Heute werde in der Genberatung Wert auf eine komplexe Interaktion zwischen dem Patienten und seiner Familie und dem Ärzteteam gelegt. Auch Selbsthilfegruppen leisteten da unersetzliche Hilfe, wo keine Heilung oder Behandlung möglich sei, lobte der Mediziner. Diese Gesamthilfe verhindere eine Stigmatisierung der Betroffenen.

Über Gendefekte informieren

Bevor sich jemand negativ über Erbgutschäden äußere, solle er bedenken, dass jeder 10. Mensch Träger von Stoffwechselstörungen sei und andere Erbgutschäden wie Augenerkrankungen sich häufen.

Anhand einer Krankheit, des erblich bedingten Veitstanzes, zeigte Dr.Wolff auf, das es von 1983 an zehn Jahre gedauert habe, um die veränderten Erbanlagen bestimmen zu können. Eine Heilung dieser zur Demenz führenden Erkrankung sei damit zwar noch nicht in Sicht, aber es könne eine präzisere Vorhersage bei gesunden Angehörigen getroffen werden. Dabei sei die Entscheidung der Betroffenen zu berücksichtigen, die von einer drohenden Krankheit nicht informiert werden wollen.

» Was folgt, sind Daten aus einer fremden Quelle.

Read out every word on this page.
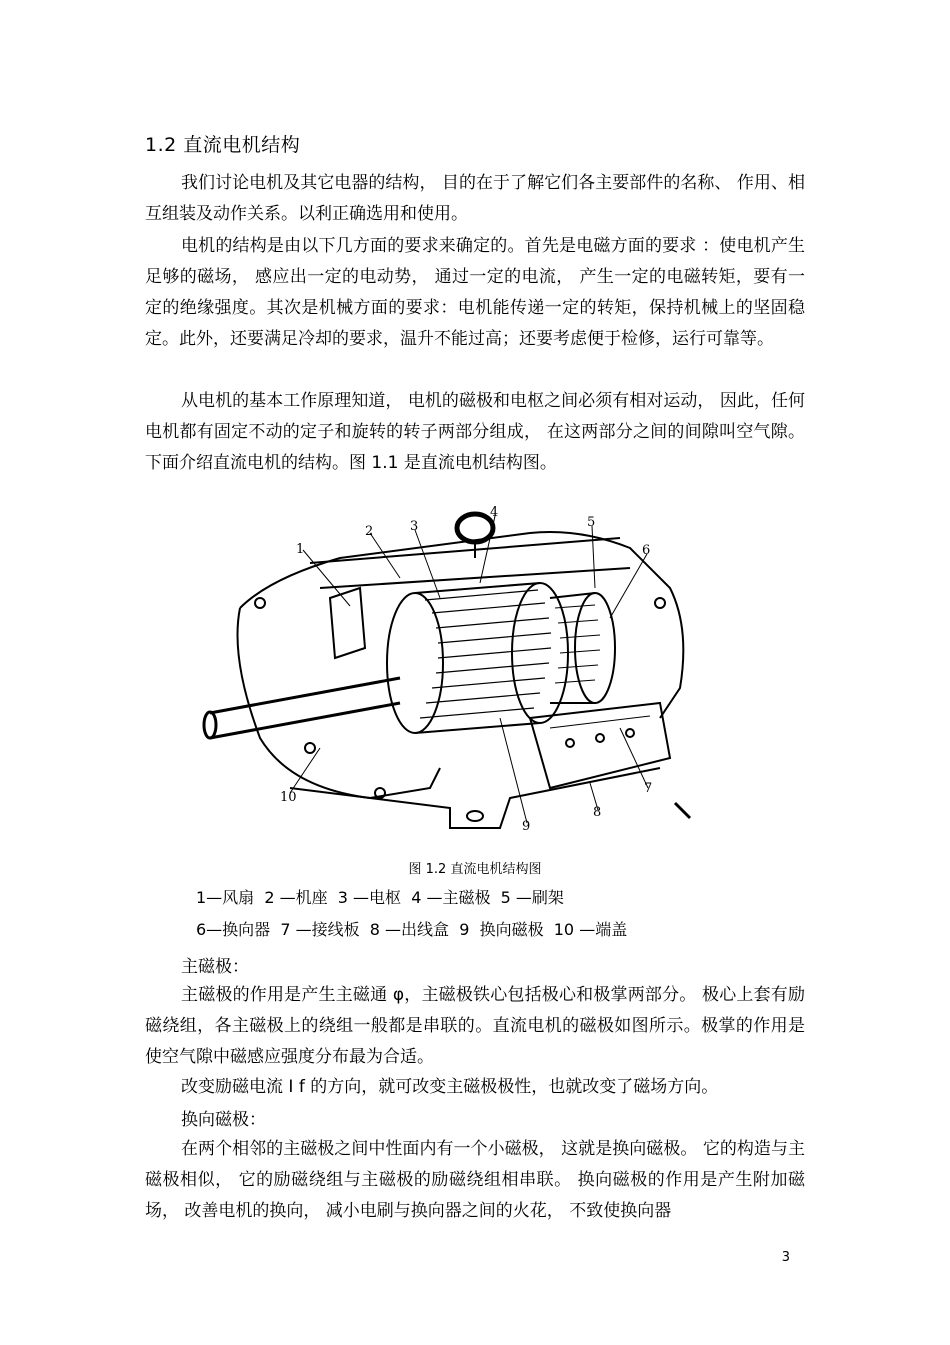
1.2 直流电机结构

我们讨论电机及其它电器的结构， 目的在于了解它们各主要部件的名称、 作用、相互组装及动作关系。以利正确选用和使用。

电机的结构是由以下几方面的要求来确定的。首先是电磁方面的要求 ：使电机产生足够的磁场， 感应出一定的电动势， 通过一定的电流， 产生一定的电磁转矩，要有一定的绝缘强度。其次是机械方面的要求：电机能传递一定的转矩，保持机械上的坚固稳定。此外，还要满足冷却的要求，温升不能过高；还要考虑便于检修，运行可靠等。

从电机的基本工作原理知道， 电机的磁极和电枢之间必须有相对运动， 因此，任何电机都有固定不动的定子和旋转的转子两部分组成， 在这两部分之间的间隙叫空气隙。下面介绍直流电机的结构。图 1.1 是直流电机结构图。

1
2	3
4
5
6
7
8
9
10
图 1.2 直流电机结构图
1—风扇  2 —机座  3 —电枢  4 —主磁极  5 —刷架
6—换向器  7 —接线板  8 —出线盒  9  换向磁极  10 —端盖
主磁极：

主磁极的作用是产生主磁通 φ，主磁极铁心包括极心和极掌两部分。 极心上套有励磁绕组，各主磁极上的绕组一般都是串联的。直流电机的磁极如图所示。极掌的作用是使空气隙中磁感应强度分布最为合适。

改变励磁电流 I f 的方向，就可改变主磁极极性，也就改变了磁场方向。

换向磁极：

在两个相邻的主磁极之间中性面内有一个小磁极， 这就是换向磁极。 它的构造与主磁极相似， 它的励磁绕组与主磁极的励磁绕组相串联。 换向磁极的作用是产生附加磁场， 改善电机的换向， 减小电刷与换向器之间的火花， 不致使换向器

3
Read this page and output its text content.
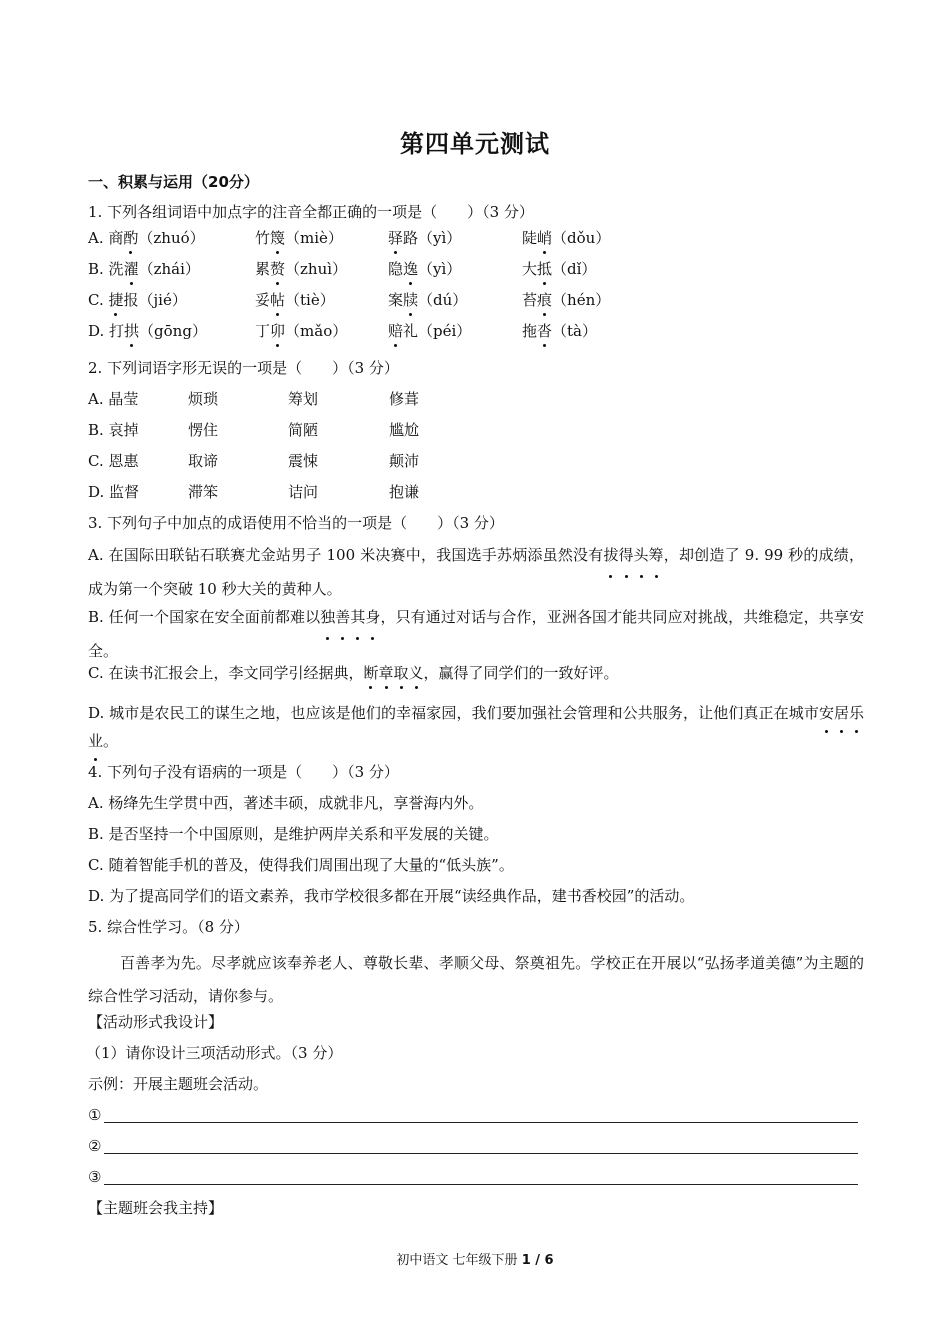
第四单元测试
一、积累与运用（20分）
1. 下列各组词语中加点字的注音全都正确的一项是（　　）（3 分）
A. 商酌（zhuó）	竹篾（miè）	驿路（yì）	陡峭（dǒu）
B. 洗濯（zhái）	累赘（zhuì）	隐逸（yì）	大抵（dǐ）
C. 捷报（jié）	妥帖（tiè）	案牍（dú）	苔痕（hén）
D. 打拱（gōng）	丁卯（mǎo）	赔礼（péi）	拖沓（tà）
2. 下列词语字形无误的一项是（　　）（3 分）
A. 晶莹	烦琐	筹划	修葺
B. 哀掉	愣住	简陋	尴尬
C. 恩惠	取谛	震悚	颠沛
D. 监督	滞笨	诘问	抱谦
3. 下列句子中加点的成语使用不恰当的一项是（　　）（3 分）
A. 在国际田联钻石联赛尤金站男子 100 米决赛中，我国选手苏炳添虽然没有拔得头筹，却创造了 9. 99 秒的成绩，成为第一个突破 10 秒大关的黄种人。
B. 任何一个国家在安全面前都难以独善其身，只有通过对话与合作，亚洲各国才能共同应对挑战，共维稳定，共享安全。
C. 在读书汇报会上，李文同学引经据典，断章取义，赢得了同学们的一致好评。
D. 城市是农民工的谋生之地，也应该是他们的幸福家园，我们要加强社会管理和公共服务，让他们真正在城市安居乐业。
4. 下列句子没有语病的一项是（　　）（3 分）
A. 杨绛先生学贯中西，著述丰硕，成就非凡，享誉海内外。
B. 是否坚持一个中国原则，是维护两岸关系和平发展的关键。
C. 随着智能手机的普及，使得我们周围出现了大量的“低头族”。
D. 为了提高同学们的语文素养，我市学校很多都在开展“读经典作品，建书香校园”的活动。
5. 综合性学习。（8 分）
百善孝为先。尽孝就应该奉养老人、尊敬长辈、孝顺父母、祭奠祖先。学校正在开展以“弘扬孝道美德”为主题的综合性学习活动，请你参与。
【活动形式我设计】
（1）请你设计三项活动形式。（3 分）
示例：开展主题班会活动。
①
②
③
【主题班会我主持】
初中语文 七年级下册 1 / 6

Wolff zeigte weitere Gründe für strikte Rahmenbedingungen bei einer vorbeugenden Diagnostik auf. Kinder und Jugendliche sollen an keiner Untersuchung teilnehmen. Diese Entscheidung könnten sie erst nach der Volljährigkeit treffen. Es sei zu beobachten, dass Menschen nach einer genetischen Beratung mit dem Ergebnis Genschädigung tief betroffen seien. Nachdem ihnen aber Hilfen geboten würden arrangierten sie sich auffällig rasch mit den Gegebenheiten. Eine Beratung in der Schwangerschaft setze oft da an, wo der Arzt Auffälligkeiten feststelle. Es gäbe die Möglichkeit der Ultraschall- und Fruchtwasseruntersuchungen. Der häufigste Grund von Genveränderungen sei das Alter der Mutter.

Defizit in der Veröffentlichung von Forschungsergebnissen

In der Fragerunde äußerten sich viele Zuhörer besorgt über die Entwicklung in der Genforschung. Der Referent gab zu bedenken, dass die deutschen Grundlagenforscher zu wenige ihrer Forschungsergebnisse veröffentlichen. Sie haben eine gewisse Bringschuld, bekannte der Wissenschaftler. Es sei darum verständlich, dass sich viele Bürger speziell in Deutschland nicht informiert fühlen und über die Möglichkeit, höhere Lebewesen zu klonen, wild spekulieren.